Honoring Juneteenth 2021 - Regina Thomas, LCPC
This Juneteenth, we want to acknowledge and recognize the historic, systematic injustices and oppressive discrimination that Black Americans continued to face. While we find joy in celebrating the progress that has taken place, we also know there is work to be done. At ERC Pathlight, we want to work in solidarity to be a catalyst for change in our hearts and in our communities, working to build a world where all individuals can live without fear.
As we continue honoring Juneteenth, today we are featuring Regina Thomas, LCPC. Regina shares about why she wants to work in mental health, who inspires her life and career, and what goals she's set for the year ahead.
What does Juneteenth mean to you?
Juneteenth was a well kept secret. I didn’t find out about it until I was well into my adult years. It was not taught to us in school. In fact, I didn’t learn about Juneteenth until the late 1990s while living in Anchorage, Alaska. It was celebrated in mid-June with a fair at the Cultural Arts Center. I never knew until then that there were African Americans still held captive in slavery well after slavery had been abolished, due to ignorance (read into that as you will).
How do you acknowledge and celebrate this historical day each year?
I usually attend a celebratory event held in the community.
Who is your biggest inspiration in life and why?
Martin Luther King, Jr. because he accomplished so much by speaking truth and effectively protesting non-violently in the face danger.
Why do you feel called to work in mental health care?
In light of Juneteenth, I feel that working in mental health care is a way to live out the spirit of Harriet Tubman by leading others out of captivity of thoughts and dictates of negative self-awareness and the stigma of being diagnosed with a mental illness.
How do you support your own mental health and unwind after a long week?

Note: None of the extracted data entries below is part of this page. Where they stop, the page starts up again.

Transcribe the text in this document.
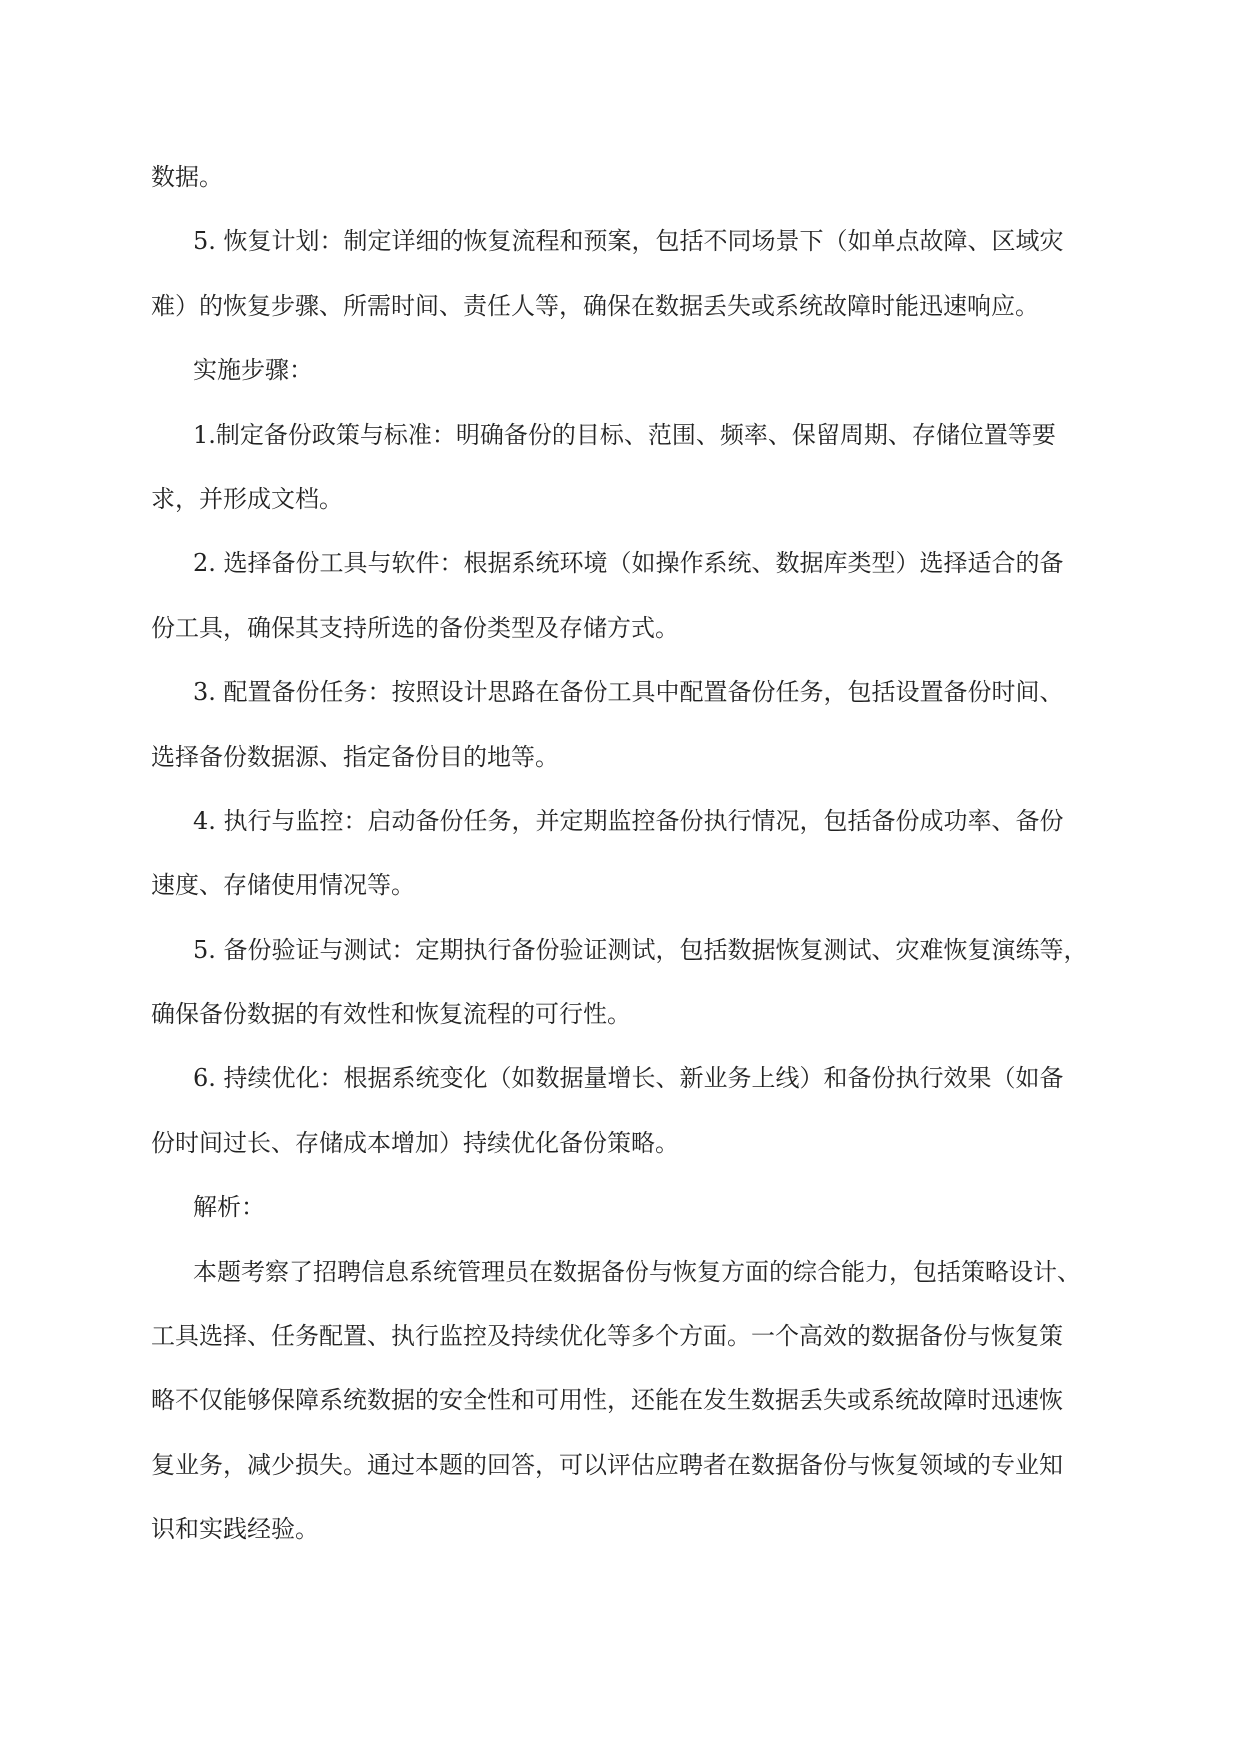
数据。
5. 恢复计划：制定详细的恢复流程和预案，包括不同场景下（如单点故障、区域灾
难）的恢复步骤、所需时间、责任人等，确保在数据丢失或系统故障时能迅速响应。
实施步骤：
1.制定备份政策与标准：明确备份的目标、范围、频率、保留周期、存储位置等要
求，并形成文档。
2. 选择备份工具与软件：根据系统环境（如操作系统、数据库类型）选择适合的备
份工具，确保其支持所选的备份类型及存储方式。
3. 配置备份任务：按照设计思路在备份工具中配置备份任务，包括设置备份时间、
选择备份数据源、指定备份目的地等。
4. 执行与监控：启动备份任务，并定期监控备份执行情况，包括备份成功率、备份
速度、存储使用情况等。
5. 备份验证与测试：定期执行备份验证测试，包括数据恢复测试、灾难恢复演练等，
确保备份数据的有效性和恢复流程的可行性。
6. 持续优化：根据系统变化（如数据量增长、新业务上线）和备份执行效果（如备
份时间过长、存储成本增加）持续优化备份策略。
解析：
本题考察了招聘信息系统管理员在数据备份与恢复方面的综合能力，包括策略设计、
工具选择、任务配置、执行监控及持续优化等多个方面。一个高效的数据备份与恢复策
略不仅能够保障系统数据的安全性和可用性，还能在发生数据丢失或系统故障时迅速恢
复业务，减少损失。通过本题的回答，可以评估应聘者在数据备份与恢复领域的专业知
识和实践经验。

Spending time with family and friends or engaging in self-care activities that are rejuvenating. I’m also actively involved with activities at my church.
What have you learned in the past year about yourself while experiencing the Covid-19 pandemic and the national reckoning around racism in America?
I have a low tolerance for ignorance, but I must be aware of how I respond to others as not to lead them to feel marginalized even if they disregard the mental and emotional wellbeing of others.
What’s one personal goal you have for 2021 that you’re able to share with us?
Enlighten those within my sphere of influence regarding the importance of good mental health.
What would you tell your 18-year-old self that would have better prepared you for your life today?
Don’t take things too seriously, they are subject to change.
What advice would you give to the next generation?
The two most important dates in your life is when you are born and when you discover why.